Каждый «творец» вынужден был во избежание банальности изобрести свою хотя бы маленькую истину, истинку, должную непременно выразить оригинальность замкнутой в себе натуры художника. Истин становилось слишком много. Возникала необходимость либо молчаливого соглашения принять всё это многообразие истин, пусть и противоречащих порою одна другой, либо беспощадной борьбы за ниспровержение всего, что не соответствует измышлению твоей фантазии (чем активно занялись футуристы). Первое вело в итоге к релятивистскому размыванию границ между добром и злом, поскольку порождало множество противоречивых критериев истины, второе — к росту нетерпимости, агрессивности и в конечном результате опять-таки к отказу от чёткого различения добра и зла. Начиналась дешёвая игра в истины, при которой особенно ценилась всё та же интенсивность внутреннего переживания.
Это не могло не вести к лихорадочной погоне за эмоциями при полном безразличии к смыслу и целям творимого искусства. Расцветала эстетика безобразного, для чего жизнь всегда даёт немало материала, и расслабленная душа художника не имела сил этому противостать. В результате наступала душевная опустошённость, а всё созданное оказывалось лишённым личного, неповторимого, конкретного. Игра в искусство оборачивалась для многих художников непреодолимой банальностью и скудостью творческого воображения.
Иван Бунин, крупнейший реалист предреволюционного времени, отзывался на кривляния искусства той поры со свойственной ему резкостью и злой иронией: «…не только не создано за последние годы никаких новых ценностей, а, напротив, произошло невероятное обнищание и омертвение… исчезли совесть, чувство, такт, мера, ум… растёт словесный блуд… Исчезли драгоценнейшие черты: глубина, серьёзность, простота, непосредственность, благородство, прямота — и морем разлились вульгарность и дурной тон, напыщенный и неизменно фальшивый»62. Сходные высказывания есть у Куприна, Шмелёва, других реалистов.

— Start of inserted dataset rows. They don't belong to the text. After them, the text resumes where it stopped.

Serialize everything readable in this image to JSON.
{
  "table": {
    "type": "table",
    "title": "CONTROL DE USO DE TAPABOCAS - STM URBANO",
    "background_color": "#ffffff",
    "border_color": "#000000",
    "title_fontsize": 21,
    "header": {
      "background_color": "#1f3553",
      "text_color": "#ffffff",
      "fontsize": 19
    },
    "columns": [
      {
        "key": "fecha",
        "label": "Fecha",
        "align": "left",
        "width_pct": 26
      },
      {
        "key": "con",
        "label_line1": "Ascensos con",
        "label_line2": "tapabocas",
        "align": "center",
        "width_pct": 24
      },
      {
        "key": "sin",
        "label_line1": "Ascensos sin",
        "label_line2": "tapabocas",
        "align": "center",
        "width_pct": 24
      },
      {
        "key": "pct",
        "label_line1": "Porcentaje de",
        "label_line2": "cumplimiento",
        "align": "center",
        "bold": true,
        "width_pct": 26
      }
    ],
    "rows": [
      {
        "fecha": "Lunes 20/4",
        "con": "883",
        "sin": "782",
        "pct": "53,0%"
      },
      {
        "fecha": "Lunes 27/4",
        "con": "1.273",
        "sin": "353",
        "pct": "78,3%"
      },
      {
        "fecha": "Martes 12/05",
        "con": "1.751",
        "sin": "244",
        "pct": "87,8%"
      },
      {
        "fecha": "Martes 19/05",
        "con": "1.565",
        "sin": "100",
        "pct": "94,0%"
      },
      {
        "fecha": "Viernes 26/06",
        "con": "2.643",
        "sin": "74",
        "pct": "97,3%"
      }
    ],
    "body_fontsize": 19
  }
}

Лаконичнее, трезвее других, как помним, отозвался о псевдохудожниках Чехов: «Жулики они, а не декаденты! Гнилым товаром торгуют»63.
Игра в идеи не может, в конце концов, не исчерпать себя. Выход прост: отвергнуть содержание как нечто несущественное вообще, заставить себя видеть истину в самой форме своего творения, которая как будто от воли создателя целиком же зависит. Проблема давняя, и весьма. В своё время о том размышлял ещё блаженный Августин в «Исповеди». Поэтому, когда Вяч. Иванов провозгласил, что в искусстве важнее не что, а как, он не только окончательно сформулировал логический итог всех процессов, характерных для «серебряного века», но и высказал давнюю банальность. Соблазн содержания сменился соблазном формы. Искусство вступило в глубокий кризис. Ярчайший пример — футуризм, возникший как пена на волне эстетического подъёма в начале XX столетия. По прозорливому наблюдению Бердяева, «в футуристическом искусстве нет уже человека, человек разорван в клочья»64. Человек — в клочья, но взамен — иллюзия творчества. Не случайно философ рассматривал этот процесс как проявление кризиса гуманизма: гуманизм изначально нёс в себе роковую обречённость: провозглашение антропоцентричного миропонимания неизбежно влекло к гибели человека. Искусство лишь отражало то, что назревало в глубинах гуманистической культуры.
В таком искусстве стремление художника-творца к созданию своего мира, отличного от чего бы то ни было в реальности, осуществляется, бесспорно, в наиболее адекватном виде. Можно ведь создать совершенно невероятные формы и абсолютно нереальные цветовые сочетания, свой особый язык бессмысленного нагромождения звуков («дыр бул щыл», «бобэ-оби» и т. п.) — то, что подвластно только творческим усилиям мастера и ничему более. А поскольку этот мир оказывается созданным — и по идее, и по воплощению — как бы на все времена, то процесс творчества даёт в этом случае иллюзию причастности к вечности, всесилия и бессмертности творца в собственном творении (недаром же, к слову, среди футуристов, да и в авангардизме вообще, так много деятелей, искренне мнивших себя гениями).